View Full Version : How should we answer her invite?
Liseb
Oct 3, 2010, 04:16 PM
Our daughter hasn't talk to us since Christmas and she now send us an email inviting us to her place like nothing happen.
What should we respond to her after she has completely ignored us for the last 9 months. She didn't even come to her sister shower and her sister wedding and now she is acting like she didn't do anything wrong.
She is a very manipulating person and it is time for us to let her know that we are not stupid and that she can't play games like this with us anymore. She does the same with her sisters.

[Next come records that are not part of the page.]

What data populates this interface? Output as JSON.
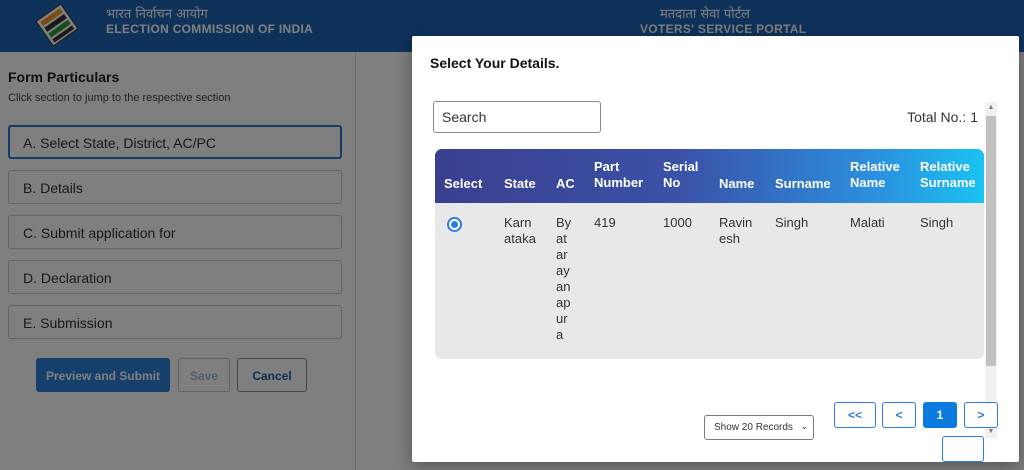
{
  "header": {
    "org_hindi": "भारत निर्वाचन आयोग",
    "org_english": "ELECTION COMMISSION OF INDIA",
    "portal_hindi": "मतदाता सेवा पोर्टल",
    "portal_english": "VOTERS' SERVICE PORTAL",
    "logo_icon": "eci-ballot-logo-icon",
    "bg_color": "#1f65b7"
  },
  "form": {
    "title": "Form Particulars",
    "subtitle": "Click section to jump to the respective section",
    "sections": [
      {
        "label": "A. Select State, District, AC/PC",
        "active": true
      },
      {
        "label": "B. Details",
        "active": false
      },
      {
        "label": "C. Submit application for",
        "active": false
      },
      {
        "label": "D. Declaration",
        "active": false
      },
      {
        "label": "E. Submission",
        "active": false
      }
    ],
    "buttons": {
      "preview_submit": "Preview and Submit",
      "save": "Save",
      "cancel": "Cancel"
    }
  },
  "modal": {
    "title": "Select Your Details.",
    "search_placeholder": "Search",
    "total_label": "Total No.:",
    "total_value": "1",
    "columns": [
      "Select",
      "State",
      "AC",
      "Part Number",
      "Serial No",
      "Name",
      "Surname",
      "Relative Name",
      "Relative Surname"
    ],
    "rows": [
      {
        "selected": true,
        "state": "Karnataka",
        "ac": "Byatarayanapura",
        "part_number": "419",
        "serial_no": "1000",
        "name": "Ravinesh",
        "surname": "Singh",
        "relative_name": "Malati",
        "relative_surname": "Singh"
      }
    ],
    "records_select": "Show 20 Records",
    "pagination": {
      "first": "<<",
      "prev": "<",
      "current": "1",
      "next": ">"
    },
    "accent_color": "#2a7be4"
  }
}
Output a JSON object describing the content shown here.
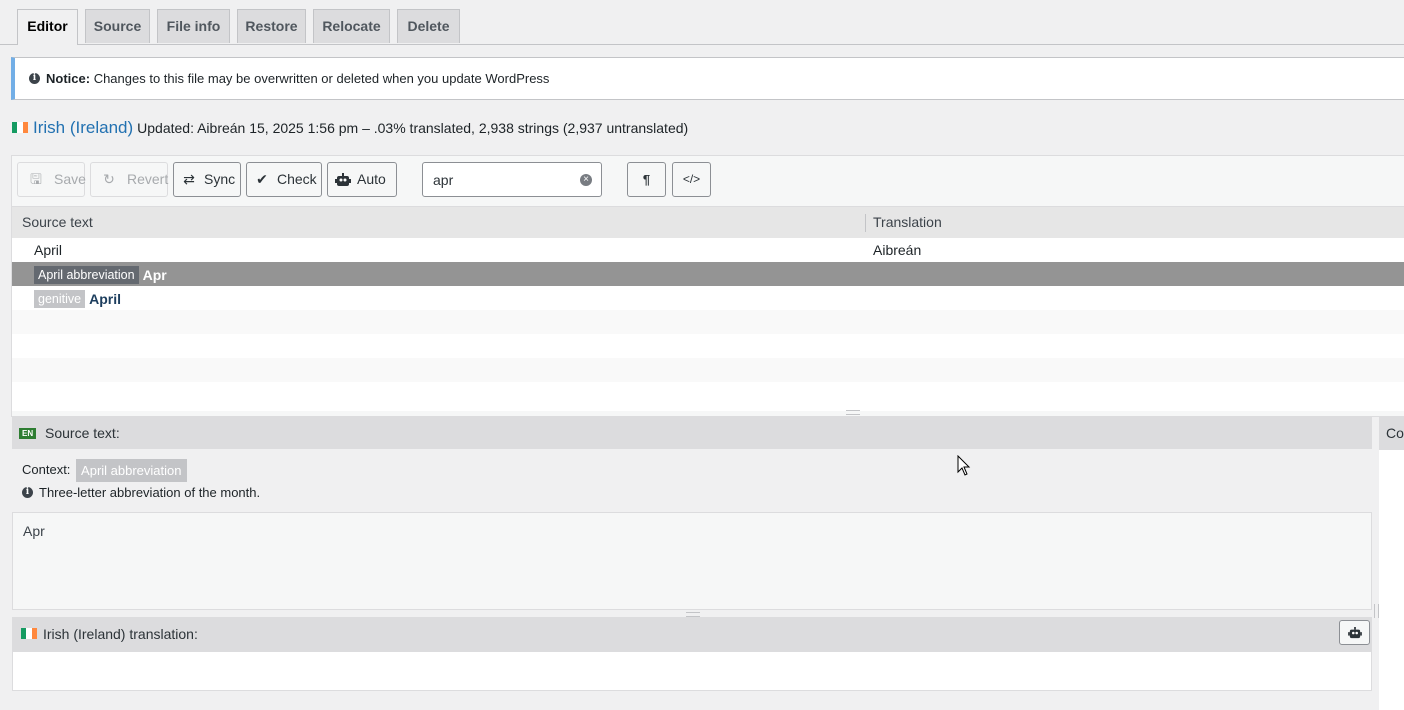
{
  "tabs": [
    {
      "label": "Editor",
      "active": true
    },
    {
      "label": "Source"
    },
    {
      "label": "File info"
    },
    {
      "label": "Restore"
    },
    {
      "label": "Relocate"
    },
    {
      "label": "Delete"
    }
  ],
  "notice": {
    "label": "Notice:",
    "text": "Changes to this file may be overwritten or deleted when you update WordPress"
  },
  "heading": {
    "language": "Irish (Ireland)",
    "meta": "Updated: Aibreán 15, 2025 1:56 pm – .03% translated, 2,938 strings (2,937 untranslated)"
  },
  "toolbar": {
    "save": "Save",
    "revert": "Revert",
    "sync": "Sync",
    "check": "Check",
    "auto": "Auto",
    "search_value": "apr",
    "pilcrow": "¶",
    "code": "</>"
  },
  "grid": {
    "col_source": "Source text",
    "col_translation": "Translation",
    "rows": [
      {
        "source": "April",
        "translation": "Aibreán"
      },
      {
        "context": "April abbreviation",
        "source": "Apr",
        "translation": "",
        "selected": true
      },
      {
        "context": "genitive",
        "source": "April",
        "translation": ""
      }
    ]
  },
  "source_panel": {
    "badge": "EN",
    "title": "Source text:",
    "context_label": "Context:",
    "context_value": "April abbreviation",
    "note": "Three-letter abbreviation of the month.",
    "text": "Apr"
  },
  "translation_panel": {
    "title": "Irish (Ireland) translation:"
  },
  "side_panel": {
    "title": "Co"
  },
  "colors": {
    "flag_green": "#169b62",
    "flag_white": "#ffffff",
    "flag_orange": "#ff883e",
    "link": "#2271b1",
    "selected_row": "#949494"
  }
}
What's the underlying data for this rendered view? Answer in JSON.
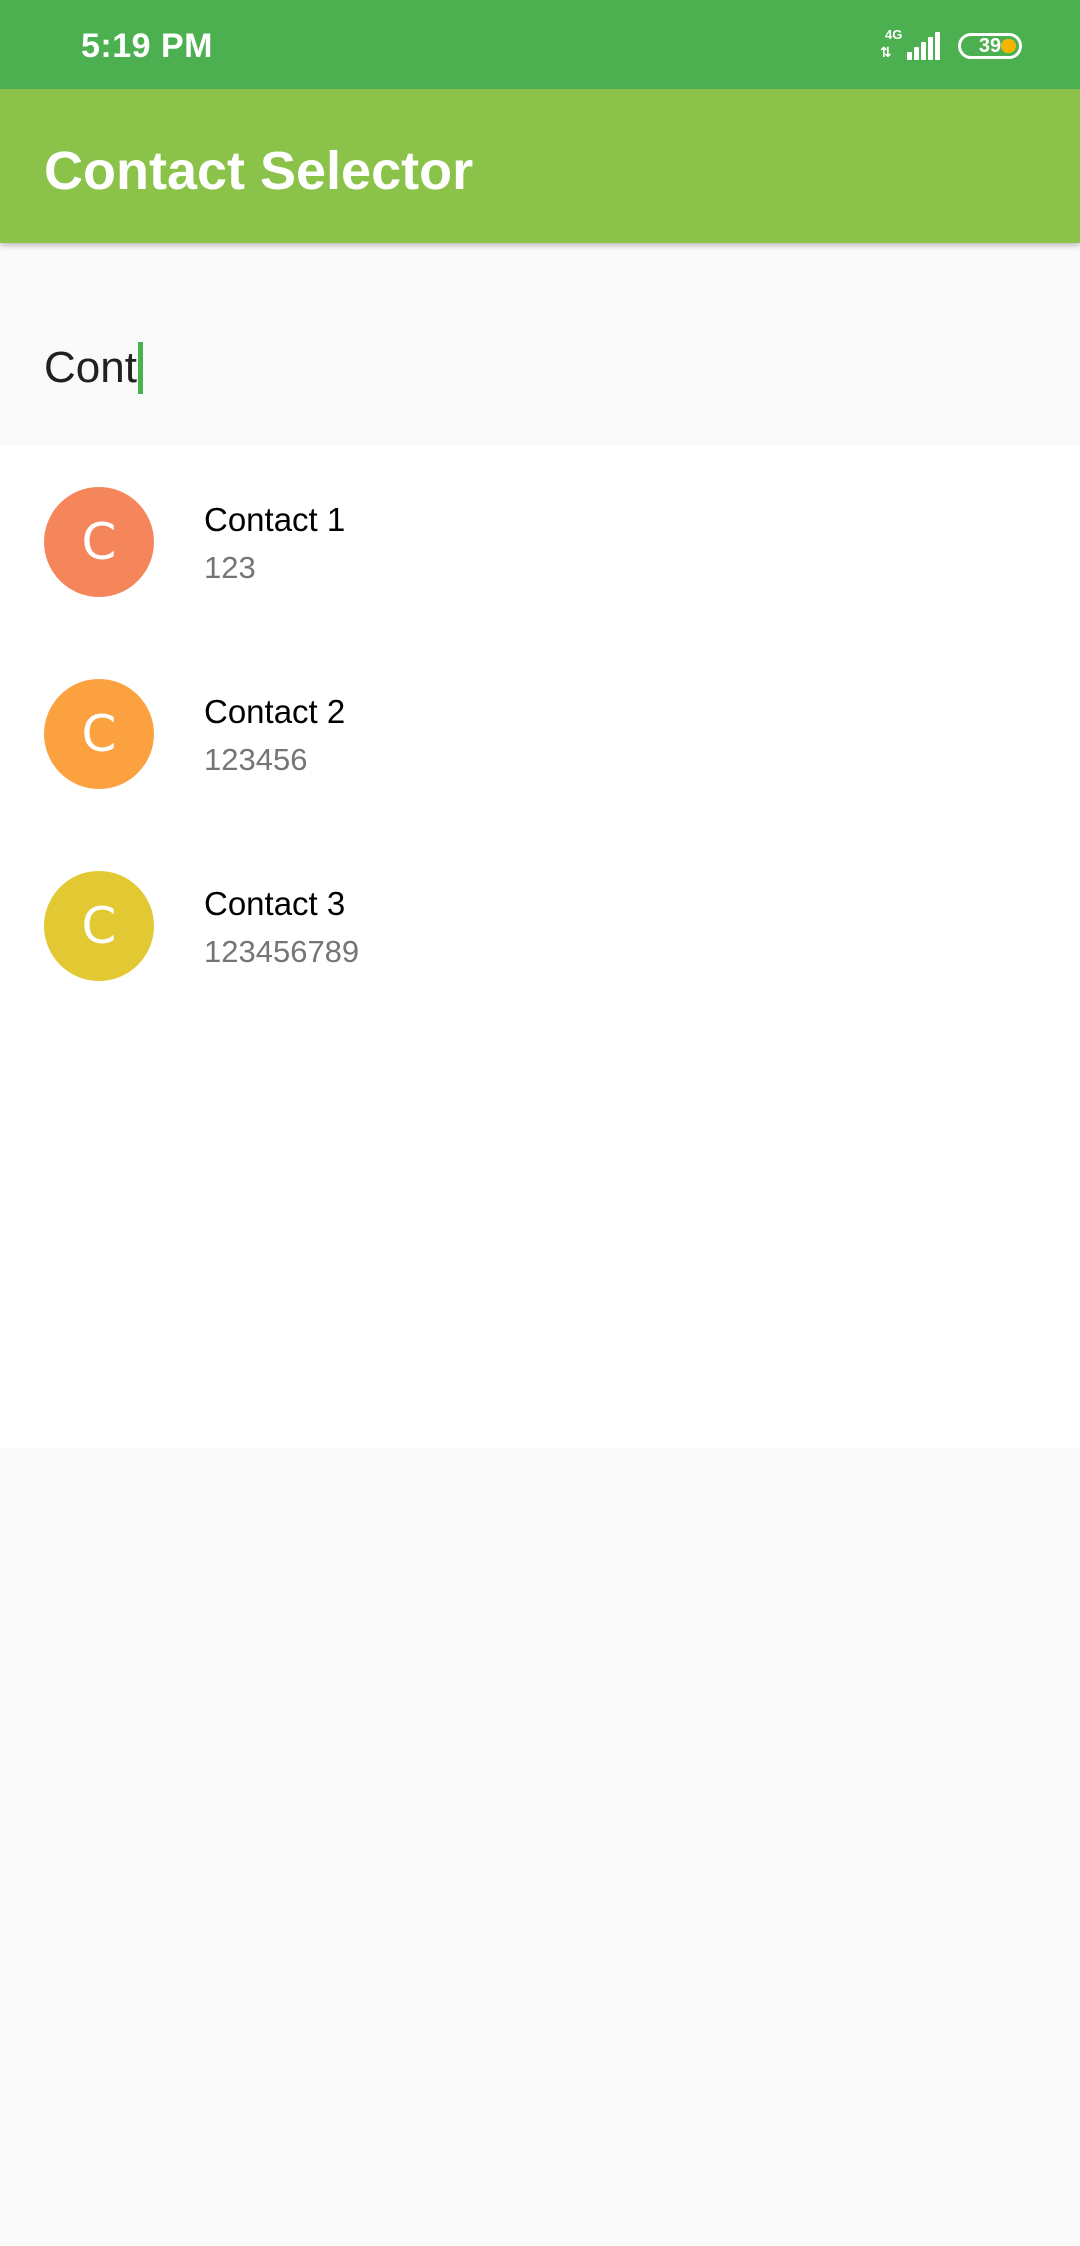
{
  "status_bar": {
    "time": "5:19 PM",
    "network_type": "4G",
    "network_arrows": "⇅",
    "battery_level": "39",
    "icons": [
      "network-4g-icon",
      "signal-icon",
      "battery-icon"
    ]
  },
  "app_bar": {
    "title": "Contact Selector",
    "color": "#8bc34a"
  },
  "search": {
    "value": "Cont",
    "cursor_color": "#4caf50"
  },
  "contacts": [
    {
      "initial": "C",
      "name": "Contact 1",
      "number": "123",
      "avatar_color": "#f5865c"
    },
    {
      "initial": "C",
      "name": "Contact 2",
      "number": "123456",
      "avatar_color": "#fba140"
    },
    {
      "initial": "C",
      "name": "Contact 3",
      "number": "123456789",
      "avatar_color": "#e2c833"
    }
  ],
  "colors": {
    "status_bar": "#4caf50",
    "app_bar": "#8bc34a",
    "background": "#fafafa",
    "list_background": "#ffffff",
    "secondary_text": "#757575"
  }
}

What should we answer her for the invite? We cannot answer her without letting her know that nothing happen but we are not sure how to handle the answer.
tickle
Oct 3, 2010, 04:28 PM
I don't know what we can say in response to your question. All family dynamics are different, although as you say, she is manipulative, so what is her ulterior motive for asking you after not having any contact with you?
Does she need money?
I would right out and ask her what is going on and why she wants you to attend. Be upfront and hope she will be with you too.
Tick
Catsysue
Oct 3, 2010, 04:39 PM
I agree that only you know everything about your relationship with your daughter. Sometimes kids get involved in their own lives and leave us behind -- and it is important that they learn to lead their own lives. I always hope, of course, that we are still part of that life. So, I guess I would acknowledge the invitation and go. But you have the issues of manipulation to deal with. I can only say that I have a sister-in-law like this and it doesn't keep me from seeing my brother. Good luck and I hope everything turns out for the best.
DoulaLC
Oct 3, 2010, 04:55 PM
Our daughter hasn't talk to us since Christmas and she now send us an email inviting us to her place like nothing happen.
What should we respond to her after she has completly ingnored us for the last 9 months. She didn't even come to her sister shower and her sister wedding and now she is acting like she dind't do anything wrong. She is a very manupulating person and it is time for us to let her know that we are not stupid and that she can't play games like this with us anymore. She does the same with her sisters.
What should we answer her for the invite? We cannot answer her without letting her know that nothing happen but we are not sure how to handle the answer.
Do you want to go and visit her? If so, then answer that you would be delighted to accept since it has been such a long time since she has spoken to you and that you have so much to catch up on. Take pictures of her sister's wedding to share.
If you don't really want to go, then answer that you are surprised to hear from her, since she hasn't spoken to you since last Christmas. Tell her that you are terribly sorry but you won't be able to accept her invitation at this time. You do hope she will remain in contact from now on however since you have missed talking with her.
Have you tried contacting her in those 9 months? Do you know if she was going through any sort of difficult time? What were things like before that time?
talaniman
Oct 4, 2010, 11:17 AM
Did she invite her sisters, as well, or just you?? That may be something to know. Talk to them and get some facts. Then decide.